How do the 2021 Rockies measure up against the 2020 team? Let’s take a look at the numbers | The Athletic ($)

The answer, after 60 games? They’re basically the same team, even if some faces have changed. The bullpen, while bad, has been better than last year. The lineup remains unproductive, and the rotation remains the strength of the team.

In The Farm

Nº 3 PurP Ryan Vilade had himself a nice day at the plate, going 2-for-4 with a double and a homer, but it wasn’t quite enough to push the ‘Topes to victory. Starter Ian Clarkin got hit hard (5.0 IP, 6 H, 4 ER, 0 BB, 1 K), and Albuquerque stranded the tying run in scoring position in the bottom of the ninth. With that, the Isotopes dropped the series finale and the series itself to Las Vegas, putting them at 9-21 on the season.

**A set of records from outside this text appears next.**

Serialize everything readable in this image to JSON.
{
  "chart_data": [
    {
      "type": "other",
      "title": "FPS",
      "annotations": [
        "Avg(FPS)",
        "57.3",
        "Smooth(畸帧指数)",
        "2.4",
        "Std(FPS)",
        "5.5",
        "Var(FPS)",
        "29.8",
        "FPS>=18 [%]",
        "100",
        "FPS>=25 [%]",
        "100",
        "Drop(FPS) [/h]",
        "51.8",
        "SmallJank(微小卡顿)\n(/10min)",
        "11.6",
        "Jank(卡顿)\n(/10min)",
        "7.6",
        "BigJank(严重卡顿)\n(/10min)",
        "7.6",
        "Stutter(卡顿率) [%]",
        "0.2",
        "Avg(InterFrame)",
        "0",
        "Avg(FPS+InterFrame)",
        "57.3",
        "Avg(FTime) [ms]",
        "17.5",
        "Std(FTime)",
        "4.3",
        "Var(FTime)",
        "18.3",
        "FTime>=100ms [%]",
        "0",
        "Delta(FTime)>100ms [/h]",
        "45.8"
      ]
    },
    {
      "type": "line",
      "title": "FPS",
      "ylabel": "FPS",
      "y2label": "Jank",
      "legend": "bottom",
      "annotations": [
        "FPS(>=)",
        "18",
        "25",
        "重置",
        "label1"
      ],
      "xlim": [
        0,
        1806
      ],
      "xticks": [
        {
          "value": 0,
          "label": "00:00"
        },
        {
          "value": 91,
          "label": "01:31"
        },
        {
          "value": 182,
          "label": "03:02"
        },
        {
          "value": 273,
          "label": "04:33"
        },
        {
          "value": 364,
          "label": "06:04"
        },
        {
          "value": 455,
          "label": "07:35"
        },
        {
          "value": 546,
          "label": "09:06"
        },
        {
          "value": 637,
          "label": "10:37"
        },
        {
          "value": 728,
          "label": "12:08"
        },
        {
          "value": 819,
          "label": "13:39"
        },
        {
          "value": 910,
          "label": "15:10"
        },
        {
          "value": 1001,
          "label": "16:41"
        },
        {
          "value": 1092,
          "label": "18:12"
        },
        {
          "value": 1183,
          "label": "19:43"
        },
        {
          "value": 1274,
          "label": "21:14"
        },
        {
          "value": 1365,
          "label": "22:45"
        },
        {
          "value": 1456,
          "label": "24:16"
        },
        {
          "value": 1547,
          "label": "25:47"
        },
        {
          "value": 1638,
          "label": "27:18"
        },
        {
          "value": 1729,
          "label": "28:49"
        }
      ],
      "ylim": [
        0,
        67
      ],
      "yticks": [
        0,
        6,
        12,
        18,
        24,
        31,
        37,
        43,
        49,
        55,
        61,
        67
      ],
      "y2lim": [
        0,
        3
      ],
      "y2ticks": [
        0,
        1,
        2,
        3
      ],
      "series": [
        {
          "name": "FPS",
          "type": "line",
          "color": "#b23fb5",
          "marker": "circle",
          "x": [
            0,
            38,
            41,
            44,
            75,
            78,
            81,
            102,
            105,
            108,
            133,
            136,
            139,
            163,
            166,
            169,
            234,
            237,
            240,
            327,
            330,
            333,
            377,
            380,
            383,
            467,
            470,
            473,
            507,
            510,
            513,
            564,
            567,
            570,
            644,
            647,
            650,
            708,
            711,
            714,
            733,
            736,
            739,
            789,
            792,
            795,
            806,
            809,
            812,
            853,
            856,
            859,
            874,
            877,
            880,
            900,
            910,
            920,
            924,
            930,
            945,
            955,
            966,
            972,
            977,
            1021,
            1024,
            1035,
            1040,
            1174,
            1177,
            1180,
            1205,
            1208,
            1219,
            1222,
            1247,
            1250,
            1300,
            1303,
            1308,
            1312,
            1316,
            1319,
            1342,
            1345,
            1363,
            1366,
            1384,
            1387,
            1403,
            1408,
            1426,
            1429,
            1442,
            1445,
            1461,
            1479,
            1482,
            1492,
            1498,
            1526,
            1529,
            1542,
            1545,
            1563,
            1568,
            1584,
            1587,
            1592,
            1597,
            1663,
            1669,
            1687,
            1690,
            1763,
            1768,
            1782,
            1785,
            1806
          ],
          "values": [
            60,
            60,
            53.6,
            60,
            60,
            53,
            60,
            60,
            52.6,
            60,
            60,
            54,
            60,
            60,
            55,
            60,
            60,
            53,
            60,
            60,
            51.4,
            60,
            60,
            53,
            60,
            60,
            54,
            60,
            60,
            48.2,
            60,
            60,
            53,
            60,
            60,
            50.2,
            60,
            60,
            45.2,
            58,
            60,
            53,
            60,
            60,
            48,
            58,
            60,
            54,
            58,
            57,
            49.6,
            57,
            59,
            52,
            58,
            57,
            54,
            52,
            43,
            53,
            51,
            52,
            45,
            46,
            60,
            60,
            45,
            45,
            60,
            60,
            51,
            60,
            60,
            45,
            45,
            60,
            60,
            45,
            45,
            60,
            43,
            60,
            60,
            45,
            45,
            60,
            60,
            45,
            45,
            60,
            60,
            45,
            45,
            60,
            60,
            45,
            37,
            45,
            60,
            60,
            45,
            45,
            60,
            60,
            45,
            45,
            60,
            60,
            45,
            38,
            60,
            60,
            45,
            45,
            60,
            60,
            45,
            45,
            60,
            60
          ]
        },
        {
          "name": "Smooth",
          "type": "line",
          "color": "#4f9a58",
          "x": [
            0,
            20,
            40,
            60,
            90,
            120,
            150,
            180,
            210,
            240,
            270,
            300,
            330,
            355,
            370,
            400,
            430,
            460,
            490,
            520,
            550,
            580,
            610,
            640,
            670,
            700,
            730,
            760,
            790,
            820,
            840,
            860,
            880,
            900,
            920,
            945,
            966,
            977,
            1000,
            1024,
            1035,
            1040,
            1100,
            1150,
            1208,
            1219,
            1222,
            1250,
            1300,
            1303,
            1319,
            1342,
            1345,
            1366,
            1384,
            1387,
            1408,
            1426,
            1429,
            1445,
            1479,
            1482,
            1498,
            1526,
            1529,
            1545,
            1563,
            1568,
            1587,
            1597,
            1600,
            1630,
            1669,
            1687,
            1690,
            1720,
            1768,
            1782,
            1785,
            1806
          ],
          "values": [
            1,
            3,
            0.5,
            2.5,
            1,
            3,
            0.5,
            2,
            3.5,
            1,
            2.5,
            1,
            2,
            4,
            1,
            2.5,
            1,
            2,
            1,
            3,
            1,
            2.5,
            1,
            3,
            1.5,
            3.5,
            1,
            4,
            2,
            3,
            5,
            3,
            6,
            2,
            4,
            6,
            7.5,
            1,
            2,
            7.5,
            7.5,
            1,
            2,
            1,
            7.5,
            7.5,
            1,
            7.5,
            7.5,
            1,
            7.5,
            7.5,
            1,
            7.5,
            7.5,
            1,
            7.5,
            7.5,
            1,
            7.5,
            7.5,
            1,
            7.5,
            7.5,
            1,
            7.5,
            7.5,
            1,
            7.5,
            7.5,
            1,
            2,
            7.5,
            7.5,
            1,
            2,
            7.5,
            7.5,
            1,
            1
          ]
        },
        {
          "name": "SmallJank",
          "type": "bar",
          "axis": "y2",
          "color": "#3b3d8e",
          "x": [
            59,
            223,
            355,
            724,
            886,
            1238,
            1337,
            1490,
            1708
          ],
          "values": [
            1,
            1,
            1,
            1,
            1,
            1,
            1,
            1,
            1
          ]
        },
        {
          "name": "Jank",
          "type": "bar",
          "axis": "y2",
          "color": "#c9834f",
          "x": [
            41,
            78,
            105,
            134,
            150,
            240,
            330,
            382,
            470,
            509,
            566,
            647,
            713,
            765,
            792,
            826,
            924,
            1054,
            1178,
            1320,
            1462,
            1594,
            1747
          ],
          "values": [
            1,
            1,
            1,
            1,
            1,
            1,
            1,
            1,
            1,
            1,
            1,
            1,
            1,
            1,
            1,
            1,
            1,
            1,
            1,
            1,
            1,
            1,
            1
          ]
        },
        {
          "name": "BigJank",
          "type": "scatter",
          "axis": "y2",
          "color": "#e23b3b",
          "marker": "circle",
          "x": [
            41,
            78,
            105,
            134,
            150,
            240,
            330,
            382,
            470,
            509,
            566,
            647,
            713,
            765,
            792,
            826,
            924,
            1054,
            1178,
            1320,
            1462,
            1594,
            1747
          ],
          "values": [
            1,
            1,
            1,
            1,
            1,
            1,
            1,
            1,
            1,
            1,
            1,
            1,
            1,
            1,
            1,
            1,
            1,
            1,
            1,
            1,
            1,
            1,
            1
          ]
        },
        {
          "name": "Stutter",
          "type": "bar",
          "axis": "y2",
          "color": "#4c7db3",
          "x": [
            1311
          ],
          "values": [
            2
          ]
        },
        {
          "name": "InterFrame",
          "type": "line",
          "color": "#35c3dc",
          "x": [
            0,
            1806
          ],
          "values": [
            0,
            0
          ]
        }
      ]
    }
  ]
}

It was a rough outing for Nº 11 PurP Karl Kauffman, who was soundly beaten by the Fightin’ Phils (4.0 IP, 5 H, 5 ER, 4 BB, 5 K), with his undoing being a fourth inning in which eight men came to the plate, four of them scoring. The Hartford bullpen put up four scoreless frames after Kauffman exited (Nº 50 PurP Will Gaddis tossed two perfect innings with a couple of K’s, and Nº 42 PurP Yoan Aybar pitched a scoreless frame with a couple of punchouts of his own), but the bats got mostly shut down. Hartford is now 9-22 and they’ve dropped seven of their past nine contests.

After taking the previous series against Tri-City, Spokane dropped the opener of their current series against the Canadians, and the two teams now have mirrored records, with the Indians standing at 13-18. Much like Kauffman and Clarkin, Nº 10 PurP Helcris Olivarez got lit up on Tuesday (4.0 IP, 6 H, 7 ER, 2 BB, 5 K), and his performance included a couple of throwing errors on pickoff throws. Offensively, the Indians got a three-run homer from Nº 4 PurP Michael Toglia, who hit his ninth four-bagger of the season and also added a single to go 2-for-4, but it wasn’t enough to beat Vancouver.

An offensive explosion and a terrific all-around pitching performance propelled the Fresno Grizzlies to their seventh straight win and sole possession of the division lead at 21-10. Nº 33 PurP Breiling Eusebio was masterful (6.0 IP, 2 H, 0 ER, 0 BB, 7 K), and reliever Keegan James pitched two perfect innings with four K’s of his own right after that. Offensively, it was a massive night for Nº 8 PurP Drew Romo (4-for-6 with a double), Nº 9 PurP Grant Lavigne (3-for-5 with two doubles and a homer), and Nº 28 PurP Ezequiel Tovar (2-for-3 with a double, a triple, and a walk). Romo in particular is worth mentioning, as the 19-year-old switch-hitting catcher is now 13-for-25 in his last six games. His slash line is up to .293/.318/.463 on the young season.